Certains enfants à haut potentiel suivent une scolarité parfaitement normale et ne seront même jamais dépistés. Dans d’autres cas, le haut potentiel peut s’accompagner d’une souffrance liée à des difficultés d’adaptation, surtout s’il n’est pas bien pris en charge. L’un des risques est que l’enfant développe un « faux self », c’est-à- dire une image de lui fabriquée, sociale, qui ne corresponde pas à ce qu’il est réellement. À l’adolescence, de vrais problèmes d’identité peuvent surgir. « Par exemple lorsque l’adolescent va vouloir s’engager dans une relation sentimentale, car on ne peut pas entrer dans un lien affectif sur un faux self », explique Fabrice Bak. Par ailleurs, ce sont des enfants très sensibles, qui ont souvent des difficultés à gérer leurs émotions, ce qui peut être une source de souffrance et d’angoisse.

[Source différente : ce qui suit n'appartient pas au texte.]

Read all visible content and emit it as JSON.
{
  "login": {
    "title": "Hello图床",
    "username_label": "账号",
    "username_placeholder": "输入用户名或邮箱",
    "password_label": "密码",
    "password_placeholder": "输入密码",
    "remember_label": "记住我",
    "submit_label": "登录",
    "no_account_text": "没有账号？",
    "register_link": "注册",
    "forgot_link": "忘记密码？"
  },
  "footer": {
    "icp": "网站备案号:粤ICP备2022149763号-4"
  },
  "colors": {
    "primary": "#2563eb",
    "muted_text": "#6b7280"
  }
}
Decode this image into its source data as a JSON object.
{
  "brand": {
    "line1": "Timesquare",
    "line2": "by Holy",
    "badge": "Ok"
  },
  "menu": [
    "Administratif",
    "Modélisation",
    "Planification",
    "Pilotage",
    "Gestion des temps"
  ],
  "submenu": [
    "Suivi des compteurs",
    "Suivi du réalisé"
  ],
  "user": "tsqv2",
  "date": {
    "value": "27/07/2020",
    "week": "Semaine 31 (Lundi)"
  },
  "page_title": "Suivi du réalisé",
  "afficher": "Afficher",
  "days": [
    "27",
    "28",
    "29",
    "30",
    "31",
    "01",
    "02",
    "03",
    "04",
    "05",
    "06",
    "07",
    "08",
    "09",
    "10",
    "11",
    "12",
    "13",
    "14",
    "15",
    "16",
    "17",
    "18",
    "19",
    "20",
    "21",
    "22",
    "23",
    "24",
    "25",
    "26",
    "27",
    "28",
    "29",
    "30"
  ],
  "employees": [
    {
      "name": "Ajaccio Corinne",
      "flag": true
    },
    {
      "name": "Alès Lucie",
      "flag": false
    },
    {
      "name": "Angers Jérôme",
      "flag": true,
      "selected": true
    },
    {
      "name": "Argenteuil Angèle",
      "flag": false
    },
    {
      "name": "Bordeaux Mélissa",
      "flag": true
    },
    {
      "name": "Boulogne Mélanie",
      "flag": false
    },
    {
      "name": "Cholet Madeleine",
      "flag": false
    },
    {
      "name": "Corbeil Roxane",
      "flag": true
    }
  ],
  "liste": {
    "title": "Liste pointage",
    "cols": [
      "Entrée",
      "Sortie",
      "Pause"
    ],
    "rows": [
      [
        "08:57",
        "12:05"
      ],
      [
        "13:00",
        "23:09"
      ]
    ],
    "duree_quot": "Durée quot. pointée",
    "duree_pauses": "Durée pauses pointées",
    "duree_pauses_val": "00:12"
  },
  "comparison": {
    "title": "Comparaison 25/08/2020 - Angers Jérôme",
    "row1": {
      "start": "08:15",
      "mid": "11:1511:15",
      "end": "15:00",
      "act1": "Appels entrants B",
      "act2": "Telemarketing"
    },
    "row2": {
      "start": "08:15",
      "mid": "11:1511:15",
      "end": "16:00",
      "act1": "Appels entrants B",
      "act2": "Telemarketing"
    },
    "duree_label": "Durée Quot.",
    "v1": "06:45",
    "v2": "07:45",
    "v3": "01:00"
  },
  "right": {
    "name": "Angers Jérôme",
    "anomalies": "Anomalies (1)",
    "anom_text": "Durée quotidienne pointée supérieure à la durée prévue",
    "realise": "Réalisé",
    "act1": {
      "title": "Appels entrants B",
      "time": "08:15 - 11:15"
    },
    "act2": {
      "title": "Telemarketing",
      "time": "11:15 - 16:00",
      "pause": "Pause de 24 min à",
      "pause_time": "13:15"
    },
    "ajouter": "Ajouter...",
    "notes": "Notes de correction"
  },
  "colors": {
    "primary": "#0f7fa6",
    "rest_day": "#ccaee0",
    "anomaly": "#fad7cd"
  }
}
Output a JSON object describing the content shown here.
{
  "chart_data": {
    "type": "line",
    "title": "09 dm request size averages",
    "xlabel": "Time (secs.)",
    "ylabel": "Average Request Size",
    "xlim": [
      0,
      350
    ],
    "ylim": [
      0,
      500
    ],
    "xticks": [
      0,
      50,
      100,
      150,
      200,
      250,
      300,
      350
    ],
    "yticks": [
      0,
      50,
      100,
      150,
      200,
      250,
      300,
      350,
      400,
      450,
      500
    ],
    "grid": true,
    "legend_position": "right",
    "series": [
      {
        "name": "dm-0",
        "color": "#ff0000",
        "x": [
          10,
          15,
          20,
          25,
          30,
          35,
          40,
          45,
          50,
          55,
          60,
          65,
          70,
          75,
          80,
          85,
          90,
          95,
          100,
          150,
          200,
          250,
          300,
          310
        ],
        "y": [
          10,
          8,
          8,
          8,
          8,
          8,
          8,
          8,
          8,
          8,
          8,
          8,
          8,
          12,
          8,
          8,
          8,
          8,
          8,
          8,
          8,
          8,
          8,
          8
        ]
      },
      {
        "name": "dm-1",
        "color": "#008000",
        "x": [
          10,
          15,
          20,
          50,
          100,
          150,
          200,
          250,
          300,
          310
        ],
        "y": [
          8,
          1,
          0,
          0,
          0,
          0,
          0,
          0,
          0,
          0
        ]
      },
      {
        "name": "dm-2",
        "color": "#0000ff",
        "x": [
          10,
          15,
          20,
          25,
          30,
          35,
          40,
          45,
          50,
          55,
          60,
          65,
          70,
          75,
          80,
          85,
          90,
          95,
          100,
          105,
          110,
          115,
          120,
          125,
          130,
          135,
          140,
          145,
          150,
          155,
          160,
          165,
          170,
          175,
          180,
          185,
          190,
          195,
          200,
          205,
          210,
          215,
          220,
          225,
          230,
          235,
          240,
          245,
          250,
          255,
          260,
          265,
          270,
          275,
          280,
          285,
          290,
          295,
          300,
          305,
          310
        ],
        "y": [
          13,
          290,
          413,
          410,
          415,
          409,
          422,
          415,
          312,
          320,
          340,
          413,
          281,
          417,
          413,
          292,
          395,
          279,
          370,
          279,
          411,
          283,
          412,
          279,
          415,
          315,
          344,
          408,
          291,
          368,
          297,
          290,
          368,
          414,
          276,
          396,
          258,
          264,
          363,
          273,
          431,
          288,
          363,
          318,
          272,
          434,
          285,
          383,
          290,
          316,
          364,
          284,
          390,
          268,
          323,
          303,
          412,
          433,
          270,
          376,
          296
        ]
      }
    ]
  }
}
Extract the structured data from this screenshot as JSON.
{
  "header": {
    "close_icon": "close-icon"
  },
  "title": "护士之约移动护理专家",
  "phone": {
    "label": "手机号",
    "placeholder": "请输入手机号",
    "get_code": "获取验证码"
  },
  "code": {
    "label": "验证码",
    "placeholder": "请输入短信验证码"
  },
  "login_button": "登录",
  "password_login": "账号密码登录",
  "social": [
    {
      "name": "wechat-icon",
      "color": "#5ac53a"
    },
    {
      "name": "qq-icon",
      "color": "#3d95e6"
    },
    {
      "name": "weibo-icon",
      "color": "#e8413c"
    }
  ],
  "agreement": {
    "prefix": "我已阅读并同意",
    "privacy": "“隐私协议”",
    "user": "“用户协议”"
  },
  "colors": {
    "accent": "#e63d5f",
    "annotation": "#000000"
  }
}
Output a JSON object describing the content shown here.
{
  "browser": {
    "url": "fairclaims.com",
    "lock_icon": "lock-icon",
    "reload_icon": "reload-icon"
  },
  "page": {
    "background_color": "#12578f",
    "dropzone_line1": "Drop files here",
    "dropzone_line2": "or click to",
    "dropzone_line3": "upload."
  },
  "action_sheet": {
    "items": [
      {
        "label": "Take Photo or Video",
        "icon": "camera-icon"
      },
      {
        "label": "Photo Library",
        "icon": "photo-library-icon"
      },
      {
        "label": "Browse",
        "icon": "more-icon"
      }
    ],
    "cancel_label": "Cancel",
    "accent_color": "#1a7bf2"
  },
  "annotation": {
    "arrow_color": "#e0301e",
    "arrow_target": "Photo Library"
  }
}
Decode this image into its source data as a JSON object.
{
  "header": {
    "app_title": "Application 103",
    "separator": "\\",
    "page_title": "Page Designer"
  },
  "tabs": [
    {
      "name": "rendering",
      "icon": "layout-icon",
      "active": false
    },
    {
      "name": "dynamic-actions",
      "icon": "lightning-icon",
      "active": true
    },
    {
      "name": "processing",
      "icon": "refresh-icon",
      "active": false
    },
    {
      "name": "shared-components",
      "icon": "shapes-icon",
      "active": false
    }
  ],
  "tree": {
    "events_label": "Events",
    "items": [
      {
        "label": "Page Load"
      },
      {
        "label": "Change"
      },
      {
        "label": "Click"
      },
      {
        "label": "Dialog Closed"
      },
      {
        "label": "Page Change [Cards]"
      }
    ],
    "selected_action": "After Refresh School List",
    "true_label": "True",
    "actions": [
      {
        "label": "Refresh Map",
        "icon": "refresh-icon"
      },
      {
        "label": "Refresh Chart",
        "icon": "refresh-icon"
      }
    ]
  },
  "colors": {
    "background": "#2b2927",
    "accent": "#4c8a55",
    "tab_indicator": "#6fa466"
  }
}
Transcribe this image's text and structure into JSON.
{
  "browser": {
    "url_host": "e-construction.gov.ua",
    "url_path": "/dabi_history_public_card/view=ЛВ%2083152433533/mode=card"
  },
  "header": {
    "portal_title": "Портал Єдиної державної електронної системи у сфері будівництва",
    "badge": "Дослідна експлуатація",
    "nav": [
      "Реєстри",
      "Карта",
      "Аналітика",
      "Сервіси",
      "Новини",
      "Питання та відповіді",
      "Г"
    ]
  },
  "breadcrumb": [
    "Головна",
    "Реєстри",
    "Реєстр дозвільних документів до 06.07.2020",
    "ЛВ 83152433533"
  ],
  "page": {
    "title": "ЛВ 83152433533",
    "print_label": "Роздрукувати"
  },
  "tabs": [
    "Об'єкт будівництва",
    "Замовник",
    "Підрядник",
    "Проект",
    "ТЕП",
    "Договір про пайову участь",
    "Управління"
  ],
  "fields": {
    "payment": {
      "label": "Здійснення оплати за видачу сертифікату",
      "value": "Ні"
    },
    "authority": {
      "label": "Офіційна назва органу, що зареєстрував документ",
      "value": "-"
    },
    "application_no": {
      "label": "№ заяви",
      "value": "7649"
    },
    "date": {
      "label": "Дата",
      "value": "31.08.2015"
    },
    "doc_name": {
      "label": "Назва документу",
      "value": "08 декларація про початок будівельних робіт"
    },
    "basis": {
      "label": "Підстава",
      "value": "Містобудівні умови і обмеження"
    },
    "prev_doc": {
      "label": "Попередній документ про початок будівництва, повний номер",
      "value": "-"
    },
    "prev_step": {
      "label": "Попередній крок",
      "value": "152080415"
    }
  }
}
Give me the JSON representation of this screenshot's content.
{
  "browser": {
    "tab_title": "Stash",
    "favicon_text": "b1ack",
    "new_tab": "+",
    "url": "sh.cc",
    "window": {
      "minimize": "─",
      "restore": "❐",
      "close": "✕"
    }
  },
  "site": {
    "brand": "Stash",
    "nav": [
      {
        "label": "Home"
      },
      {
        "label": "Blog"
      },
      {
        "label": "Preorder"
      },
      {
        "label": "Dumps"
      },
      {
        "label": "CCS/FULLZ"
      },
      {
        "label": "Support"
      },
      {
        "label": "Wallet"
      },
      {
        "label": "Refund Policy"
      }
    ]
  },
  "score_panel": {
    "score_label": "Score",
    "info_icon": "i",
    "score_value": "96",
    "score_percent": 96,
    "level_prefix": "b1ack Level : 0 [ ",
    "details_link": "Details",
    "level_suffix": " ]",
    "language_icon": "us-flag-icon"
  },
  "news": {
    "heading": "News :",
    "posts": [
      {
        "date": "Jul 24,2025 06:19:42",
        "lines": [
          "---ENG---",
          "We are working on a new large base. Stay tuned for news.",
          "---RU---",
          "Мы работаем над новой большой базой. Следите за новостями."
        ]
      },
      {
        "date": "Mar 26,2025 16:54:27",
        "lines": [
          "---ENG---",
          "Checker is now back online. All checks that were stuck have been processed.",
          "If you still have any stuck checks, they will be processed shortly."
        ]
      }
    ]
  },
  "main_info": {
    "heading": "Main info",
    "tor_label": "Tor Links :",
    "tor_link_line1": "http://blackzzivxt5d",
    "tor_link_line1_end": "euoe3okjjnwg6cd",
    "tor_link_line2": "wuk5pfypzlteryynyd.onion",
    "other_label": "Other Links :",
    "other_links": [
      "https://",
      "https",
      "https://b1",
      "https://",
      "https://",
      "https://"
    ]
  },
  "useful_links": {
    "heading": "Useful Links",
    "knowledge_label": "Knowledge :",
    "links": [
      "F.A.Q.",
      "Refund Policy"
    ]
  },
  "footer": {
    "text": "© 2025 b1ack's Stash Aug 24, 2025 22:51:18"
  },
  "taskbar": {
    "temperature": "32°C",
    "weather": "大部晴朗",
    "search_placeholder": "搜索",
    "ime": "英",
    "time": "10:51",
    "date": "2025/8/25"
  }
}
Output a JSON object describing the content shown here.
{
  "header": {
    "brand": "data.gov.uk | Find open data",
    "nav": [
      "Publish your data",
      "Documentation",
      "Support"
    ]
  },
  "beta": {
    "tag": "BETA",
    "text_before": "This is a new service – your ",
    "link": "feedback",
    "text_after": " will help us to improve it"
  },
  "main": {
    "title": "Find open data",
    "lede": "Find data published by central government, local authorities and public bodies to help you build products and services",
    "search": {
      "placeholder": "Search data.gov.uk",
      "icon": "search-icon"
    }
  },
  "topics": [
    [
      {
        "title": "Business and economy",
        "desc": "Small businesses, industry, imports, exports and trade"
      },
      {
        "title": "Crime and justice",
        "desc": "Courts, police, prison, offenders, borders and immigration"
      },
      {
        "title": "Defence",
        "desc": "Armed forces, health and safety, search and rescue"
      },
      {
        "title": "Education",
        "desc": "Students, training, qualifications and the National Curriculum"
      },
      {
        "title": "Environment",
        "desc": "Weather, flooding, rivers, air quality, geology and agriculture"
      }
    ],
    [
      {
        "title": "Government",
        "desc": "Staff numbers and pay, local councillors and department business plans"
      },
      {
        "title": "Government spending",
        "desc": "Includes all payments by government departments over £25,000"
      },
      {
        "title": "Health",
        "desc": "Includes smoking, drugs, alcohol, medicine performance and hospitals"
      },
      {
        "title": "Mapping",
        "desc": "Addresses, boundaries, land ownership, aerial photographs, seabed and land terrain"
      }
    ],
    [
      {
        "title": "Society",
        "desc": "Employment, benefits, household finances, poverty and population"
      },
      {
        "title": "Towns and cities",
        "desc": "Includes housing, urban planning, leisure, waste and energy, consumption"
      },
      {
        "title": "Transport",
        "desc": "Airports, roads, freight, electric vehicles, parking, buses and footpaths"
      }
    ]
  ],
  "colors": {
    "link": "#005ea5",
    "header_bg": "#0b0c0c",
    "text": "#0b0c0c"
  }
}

Que deviennent ces enfants une fois adultes ?
Un enfant à haut potentiel deviendra un adulte à haut potentiel. En effet, le QI est assez stable dans le temps à condition, bien entendu, de ne pas souffrir d’atteinte neurophysiologique ni d’avoir subi de choc ou de traumatisme émotionnel majeur qui viendrait altérer l’efficience de la pensée. Les adultes à haut potentiel sont souvent qualifiés de « sentinelles », c’est-à-dire qu’ils sont dans l’anticipation permanente. Ils perçoivent les dysfonctionnements sociétaux et les ressentent plus intensément. « Plus la société va mal, plus ils vont mal », résume Fabrice Bak. Mais d’autres types de profils existent, certains adultes étant plus propices aux débordements émotionnels, d’autres dans la rationalisation poussée à l’extrême. « Dans l’idéal, l’adulte à haut potentiel a ces trois caractéristiques, mais on constate souvent qu’une position privilégiée s’est installée », conclut Fabrice Bak.
Le QI qu’est-ce donc ?
Le quotient intellectuel, ou QI, est le résultat d’un test effectué par un psychologue permettant d’évaluer les capacités logiques et intellectuelles d’un individu, enfant ou adulte. Il existe trois tests en fonction de l’âge :
- Entre 2 et 7 ans environ : WPPSI-R 4
- Entre 7 et 17 ans environ : WISC 5
- Après 17 ans : WAIS (Wechsler Adult Intelligence Scale)
Un QI supérieur à 130 permet de retenir le haut potentiel, la norme étant située entre 90 et 110.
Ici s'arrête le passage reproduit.